Rethinking church and state?
By expanding the boundaries of permissible aid, these three cases have boosted proponents’ hopes for even greater public funding for private faith-based schools – and now, with the charter proposal, hopes that there might be a path ahead for public religious schools, entirely paid for with taxpayer money. Yet, it is important to keep in mind what likely prompted these changes in the first place: new faces on the Supreme Court. A majority of today’s justices tend to favor an “accommodationists” interpretation of the First Amendment, meaning they largely reject the idea that it demands a “wall of separation” between church and state, so long as the government is not privileging one faith over another.
Nevertheless, the parameters of the “child benefit test” often used to justify greater public funding has been evolving for years. The concept – which is one that legal scholars use to describe the Supreme Court’s arguments, not a term the court has used itself – first emerged in a 1947 dispute from New Jersey, Everson v. Board of Education. In that case, the court upheld a state statute that allowed local school boards to transport students to faith-based schools – mostly Roman Catholic ones – reasoning that the students, not the schools themselves, were the primary beneficiaries of state aid.
In another illustrative case, 2002’s Zelman v. Simmons-Harris, the Supreme Court allowed parents whose children attended Cleveland’s public school system, which was then failing state standards, to use public vouchers to attend faith-based schools. A majority of justices upheld the program’s constitutionality because, again, students were the primary beneficiaries, not the religious schools themselves. Moreover, students attended these schools as a result of their parents’ free choices, not because doing so was required by the state.
Eyes on Oklahoma
Now, in what may be the largest expansion of the child benefit test, legislators in various states are considering laws to expand how parents can participate in public education fund programs even if their children attend private religious schools, such as by broadening voucher or tax-credit programs. The Oklahoma proposal, however, had been the first to consider establishing a charter school with religious instruction and standards.
Charters, which trace their origins to Minnesota in 1991, are publicly funded and part of local school districts, yet free from many regulations, such as standards about curricular content and teacher qualifications. The idea of faith-based charters has attracted proponents for more than 20 years, but they have had little success. If the proponents of the Catholic proposal in Oklahoma reapply to the school board and eventually succeed, it would likely encourage similar approaches elsewhere.

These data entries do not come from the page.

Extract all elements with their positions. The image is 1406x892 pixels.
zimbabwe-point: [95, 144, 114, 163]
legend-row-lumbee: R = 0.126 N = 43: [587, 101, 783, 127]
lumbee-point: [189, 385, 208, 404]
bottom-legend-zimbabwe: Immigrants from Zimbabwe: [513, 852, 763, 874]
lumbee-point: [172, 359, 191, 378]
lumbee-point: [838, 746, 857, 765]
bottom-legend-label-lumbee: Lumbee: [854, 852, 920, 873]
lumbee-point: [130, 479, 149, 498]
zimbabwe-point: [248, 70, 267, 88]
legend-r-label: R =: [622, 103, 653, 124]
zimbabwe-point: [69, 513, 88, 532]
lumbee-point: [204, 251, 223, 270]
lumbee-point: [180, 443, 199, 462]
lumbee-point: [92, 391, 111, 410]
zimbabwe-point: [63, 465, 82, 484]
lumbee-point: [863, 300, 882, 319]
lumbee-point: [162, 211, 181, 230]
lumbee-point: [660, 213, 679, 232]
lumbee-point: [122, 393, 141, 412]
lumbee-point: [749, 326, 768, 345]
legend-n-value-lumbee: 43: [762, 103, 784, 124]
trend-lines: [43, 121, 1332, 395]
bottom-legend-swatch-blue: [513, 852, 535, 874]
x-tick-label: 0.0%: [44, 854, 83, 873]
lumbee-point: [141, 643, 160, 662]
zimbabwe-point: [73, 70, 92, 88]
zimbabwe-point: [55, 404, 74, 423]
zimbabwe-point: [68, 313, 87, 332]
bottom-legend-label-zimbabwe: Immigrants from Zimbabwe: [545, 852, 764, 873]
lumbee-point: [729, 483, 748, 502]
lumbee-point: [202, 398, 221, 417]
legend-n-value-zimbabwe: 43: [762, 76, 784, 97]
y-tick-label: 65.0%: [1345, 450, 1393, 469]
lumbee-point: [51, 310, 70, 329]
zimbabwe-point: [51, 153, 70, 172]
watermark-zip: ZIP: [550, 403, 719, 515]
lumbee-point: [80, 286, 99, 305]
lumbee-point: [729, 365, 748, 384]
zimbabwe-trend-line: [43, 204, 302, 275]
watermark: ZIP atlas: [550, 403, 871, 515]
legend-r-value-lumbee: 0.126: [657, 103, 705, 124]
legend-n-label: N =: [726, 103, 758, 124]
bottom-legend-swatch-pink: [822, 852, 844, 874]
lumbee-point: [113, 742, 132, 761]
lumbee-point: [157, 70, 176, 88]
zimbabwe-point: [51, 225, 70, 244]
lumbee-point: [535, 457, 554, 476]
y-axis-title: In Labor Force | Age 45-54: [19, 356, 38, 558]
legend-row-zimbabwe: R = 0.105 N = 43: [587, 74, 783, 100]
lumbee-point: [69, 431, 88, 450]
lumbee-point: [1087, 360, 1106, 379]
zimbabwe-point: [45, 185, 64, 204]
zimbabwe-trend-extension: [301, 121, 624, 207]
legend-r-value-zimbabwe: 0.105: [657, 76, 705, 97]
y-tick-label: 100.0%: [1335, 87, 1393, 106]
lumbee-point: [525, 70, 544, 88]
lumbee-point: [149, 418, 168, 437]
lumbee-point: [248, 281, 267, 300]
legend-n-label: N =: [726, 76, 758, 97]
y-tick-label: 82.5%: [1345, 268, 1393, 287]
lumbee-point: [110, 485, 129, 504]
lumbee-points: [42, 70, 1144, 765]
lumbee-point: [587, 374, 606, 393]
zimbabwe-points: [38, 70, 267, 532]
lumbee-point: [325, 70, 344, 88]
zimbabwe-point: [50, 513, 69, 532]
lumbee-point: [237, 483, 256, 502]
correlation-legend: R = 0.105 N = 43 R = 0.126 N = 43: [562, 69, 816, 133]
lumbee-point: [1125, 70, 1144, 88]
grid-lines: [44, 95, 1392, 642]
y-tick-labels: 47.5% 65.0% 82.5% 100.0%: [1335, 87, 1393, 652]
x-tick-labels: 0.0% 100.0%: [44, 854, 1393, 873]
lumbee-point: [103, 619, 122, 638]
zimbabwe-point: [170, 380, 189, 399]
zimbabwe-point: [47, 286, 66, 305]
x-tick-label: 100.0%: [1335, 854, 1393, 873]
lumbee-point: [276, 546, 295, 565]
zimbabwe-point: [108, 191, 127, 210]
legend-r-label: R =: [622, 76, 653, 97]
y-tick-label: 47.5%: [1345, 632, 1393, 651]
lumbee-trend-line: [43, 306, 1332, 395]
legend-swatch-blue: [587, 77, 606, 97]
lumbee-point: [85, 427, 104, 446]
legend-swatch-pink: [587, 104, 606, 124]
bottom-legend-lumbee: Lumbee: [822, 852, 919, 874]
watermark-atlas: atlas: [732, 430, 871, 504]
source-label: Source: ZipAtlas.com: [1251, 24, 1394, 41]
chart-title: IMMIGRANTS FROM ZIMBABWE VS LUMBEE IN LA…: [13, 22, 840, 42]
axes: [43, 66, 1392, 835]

If states authorize faith-based charters, the new schools will likely be a boon to their religious groups and facilitate more students’ ability to attend. Proponents of charters, whether traditional or faith-based, support them as part of the larger school choice movement that seeks to give parents in failing districts opportunities to move their children into better schools without paying private school tuition.
Nevertheless, faith-based charters are likely to raise new headaches for their supporters, too. Charters are largely exempt from some state standards, but not all, and faith-based schools that converted into charters could be subject to greater government oversight about issues such as policies on LGBTQ+ students and staff — a longtime sticking point — or having to accept students with disabilities, just as all public schools do.
While this legal battle is just heating up, it has the potential to reshape public education as we have know it.
(Charles J. Russo is the Joseph Panzer Chair in Education in the School of Education and Health Sciences and a research professor of law at the University of Dayton. The views expressed in this commentary do not necessarily reflect those of Religion News Service.)